Однако теперь мы не можем уже ограничиваться наблюдением только того, что плавало на поверхности и бросалось в глаза современнику.
Так, например, говоря о Махно, автор изображает его как простого бандита, привлекающего на свою сторону раздачей награбленного имущества. Такая оценка махновщины должна быть признана верной по отношению к махновщине второй четверти 1921 года. Но было бы ошибкой за бандитизмом Махно 1919–1920 года не заметить массового крестьянского восстания против генеральско-помещичьей диктатуры. Это крестьянское восстание, поскольку оно не было подчинено организованному руководству пролетариата, давало почву для проявления бандитизма, но не бандит Махно бил здесь бандитов Деникина, а крестьянство било здесь помещиков. Этого мы не должны забывать, когда читаем заметки И. Калинина о Махно и зеленых.
г Автор и не мог дать такого освещения, какое даем мы, так как он дает только свои непосредственные наблюдения, ценные прежде всего именно своей непосредственностью.
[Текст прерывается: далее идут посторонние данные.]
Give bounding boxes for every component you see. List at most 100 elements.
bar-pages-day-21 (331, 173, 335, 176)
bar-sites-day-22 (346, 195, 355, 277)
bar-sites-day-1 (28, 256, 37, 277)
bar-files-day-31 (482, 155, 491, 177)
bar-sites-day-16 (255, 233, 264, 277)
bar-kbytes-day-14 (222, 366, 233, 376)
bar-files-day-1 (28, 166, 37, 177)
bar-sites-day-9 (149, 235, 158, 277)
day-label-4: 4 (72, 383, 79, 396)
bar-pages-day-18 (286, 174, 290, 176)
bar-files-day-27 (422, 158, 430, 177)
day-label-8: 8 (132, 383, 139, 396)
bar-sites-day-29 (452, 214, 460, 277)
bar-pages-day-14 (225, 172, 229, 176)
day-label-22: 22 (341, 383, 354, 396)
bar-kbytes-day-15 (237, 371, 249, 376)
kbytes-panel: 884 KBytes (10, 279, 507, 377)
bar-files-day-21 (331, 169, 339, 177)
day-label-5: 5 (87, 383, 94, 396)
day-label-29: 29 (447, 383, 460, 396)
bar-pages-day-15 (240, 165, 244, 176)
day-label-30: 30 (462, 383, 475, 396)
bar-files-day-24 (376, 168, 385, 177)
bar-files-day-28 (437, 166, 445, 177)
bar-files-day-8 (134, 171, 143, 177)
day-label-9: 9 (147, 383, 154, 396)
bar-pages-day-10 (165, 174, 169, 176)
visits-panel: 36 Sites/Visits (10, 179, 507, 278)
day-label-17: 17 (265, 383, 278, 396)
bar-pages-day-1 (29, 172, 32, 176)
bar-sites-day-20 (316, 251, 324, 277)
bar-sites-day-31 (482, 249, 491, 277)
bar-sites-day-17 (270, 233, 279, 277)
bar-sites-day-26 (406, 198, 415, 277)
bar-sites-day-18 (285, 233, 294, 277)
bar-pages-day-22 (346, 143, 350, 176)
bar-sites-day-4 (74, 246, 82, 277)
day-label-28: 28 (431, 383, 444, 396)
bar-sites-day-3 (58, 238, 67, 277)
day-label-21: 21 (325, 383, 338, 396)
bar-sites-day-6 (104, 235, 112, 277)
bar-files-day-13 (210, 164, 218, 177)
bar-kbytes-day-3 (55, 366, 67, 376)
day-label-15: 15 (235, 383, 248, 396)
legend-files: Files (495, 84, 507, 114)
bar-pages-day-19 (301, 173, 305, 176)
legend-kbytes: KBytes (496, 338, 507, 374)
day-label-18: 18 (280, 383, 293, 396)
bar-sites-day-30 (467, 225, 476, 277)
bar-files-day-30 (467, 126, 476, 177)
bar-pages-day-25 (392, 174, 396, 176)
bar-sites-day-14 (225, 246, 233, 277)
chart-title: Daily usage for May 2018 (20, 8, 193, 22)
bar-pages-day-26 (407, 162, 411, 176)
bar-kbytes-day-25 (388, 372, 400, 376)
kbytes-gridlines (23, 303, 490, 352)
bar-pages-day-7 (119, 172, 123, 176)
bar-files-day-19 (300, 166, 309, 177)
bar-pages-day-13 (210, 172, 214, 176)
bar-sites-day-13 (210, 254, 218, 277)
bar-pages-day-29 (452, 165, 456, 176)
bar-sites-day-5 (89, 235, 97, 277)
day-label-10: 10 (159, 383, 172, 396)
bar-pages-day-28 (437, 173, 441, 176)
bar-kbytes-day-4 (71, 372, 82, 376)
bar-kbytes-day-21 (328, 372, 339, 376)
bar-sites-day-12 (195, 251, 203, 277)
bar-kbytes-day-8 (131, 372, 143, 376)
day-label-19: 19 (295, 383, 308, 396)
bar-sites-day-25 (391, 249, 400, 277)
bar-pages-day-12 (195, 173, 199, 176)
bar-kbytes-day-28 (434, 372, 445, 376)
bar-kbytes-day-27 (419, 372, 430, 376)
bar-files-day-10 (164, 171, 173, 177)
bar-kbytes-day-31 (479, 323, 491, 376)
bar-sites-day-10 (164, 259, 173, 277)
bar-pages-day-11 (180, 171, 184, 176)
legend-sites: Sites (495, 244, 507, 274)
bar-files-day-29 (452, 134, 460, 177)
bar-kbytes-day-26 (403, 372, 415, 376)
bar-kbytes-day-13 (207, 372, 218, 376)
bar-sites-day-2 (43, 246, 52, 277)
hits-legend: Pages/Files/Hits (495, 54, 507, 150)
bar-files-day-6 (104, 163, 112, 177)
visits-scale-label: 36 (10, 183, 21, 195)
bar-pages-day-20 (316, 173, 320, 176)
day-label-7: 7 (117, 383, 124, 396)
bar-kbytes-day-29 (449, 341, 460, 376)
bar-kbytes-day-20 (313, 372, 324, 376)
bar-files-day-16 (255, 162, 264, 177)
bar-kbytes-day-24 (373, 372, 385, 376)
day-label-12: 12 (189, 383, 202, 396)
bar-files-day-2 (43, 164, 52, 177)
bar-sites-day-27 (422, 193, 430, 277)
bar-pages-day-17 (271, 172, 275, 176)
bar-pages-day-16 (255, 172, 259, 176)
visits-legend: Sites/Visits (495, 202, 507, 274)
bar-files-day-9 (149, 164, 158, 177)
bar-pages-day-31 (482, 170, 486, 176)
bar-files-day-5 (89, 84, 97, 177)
Но читатель должен, читая записки И. Калинина, помнить об этих классовых процессах.
Что лежало в основе той борьбы, которую описывает автор? Наиболее кратко формулируя, можно ответить: борьба за крестьянство между буржуазно-помещичьим блоком с одной стороны и пролетариатом — с другой. Краткое рассмотрение основных моментов этой борьбы мы и должны предпослать запискам И. Калинина. Без этого будут неясны причины тех смен побед и поражений на фоне общего развала контр-революции, картину которого так живо изобразил автор.
«Триумфальное» наступление красных сил в начале 1918 года, приведшее к самоубийству Каледина и к уходу в степи жалких остатков донской армии и «первопоходников»-добровольцев, сменилось воссозданием донской армии Краснова с помощью германского империализма в середине 1918 года.
Причина этого — не только помощь германского империализма. Эта помощь попала на подготовленную почву казацких восстаний, возникших тогда, когда на очередь дня стал вопрос об использовании полученного в Октябре, т. е. о борьбе за землю с иногородними. Здесь триумфальное шествие Октября, смахнувшее без всякого труда Каледина, сменилось обостренной гражданской войной казачества в союзе с Деникиным с одной стороны и крестьянства в союзе с пролетариатом — с другой.
В первом из этих двух враждебных друг другу союзов с самого начала были заложены корни разложения.
Казачество в массе своей не хотело возрождения старой помещичьей монархии. Оно желало сохранения привилегий, полученных от монархии, но не хотело монархии, т. е. тех обязательств, которые накладывала монархия на казачество. Оно хотело сохранить привилегии особого военного сословия, но не хотело нести тяжести военной службы.
Наиболее зажиточная часть казачества и раньше сумела привилегии взять себе, а обязанности переложить на массу трудового казачества. Теперь на этой почве развивалась борьба внутри казачества, его расслоение, разлагавшее сословную цельность и приводившее к борьбе казаков Буденного против казаков Мамонтова.
На этих противоречиях выросли казацкие правительства Дона и Кубани с их «парламентами», похожими, говоря словами Маркса, «на того чилийского чиновника, который посредством кадастрового межевания полей хотел основательнее урегулировать земельные отношения в то самое время, как подземный гром уже возвестил о вулканическом извержении, которое должно было взорвать почву под самыми его ногами».
Почва, как мы видим, сама по себе была в достаточной степени непрочной. К тому же элементы разложения коренились в самом союзе казацких правителей с Деникиным. Автор дает чрезвычайно яркие материалы об этом.
Союз с деникинщиной неудержимо вел к разложению казацкую контр-революцию.
Что из себя представляла деникинщина? Это была вооруженная организация буржуазно-помещичьего блока, в котором гегемония принадлежала крепостникам-помещикам. Партия буржуазии — кадеты — играла довольно видную роль в стане Деникина. Но что осталось от их «либерализма»? Что осталось от их «борьбы» с крепостничеством? Напрасно мы старались бы найти у кадетов хоть тень их буржуазной самостоятельности. Ее не было. Автор очень удачно изображает деникинщину: «если не бывший царский генерал-адъютант или сенатор, то эластичный, с черносотенной прослойкой кадет, напуганный революцией».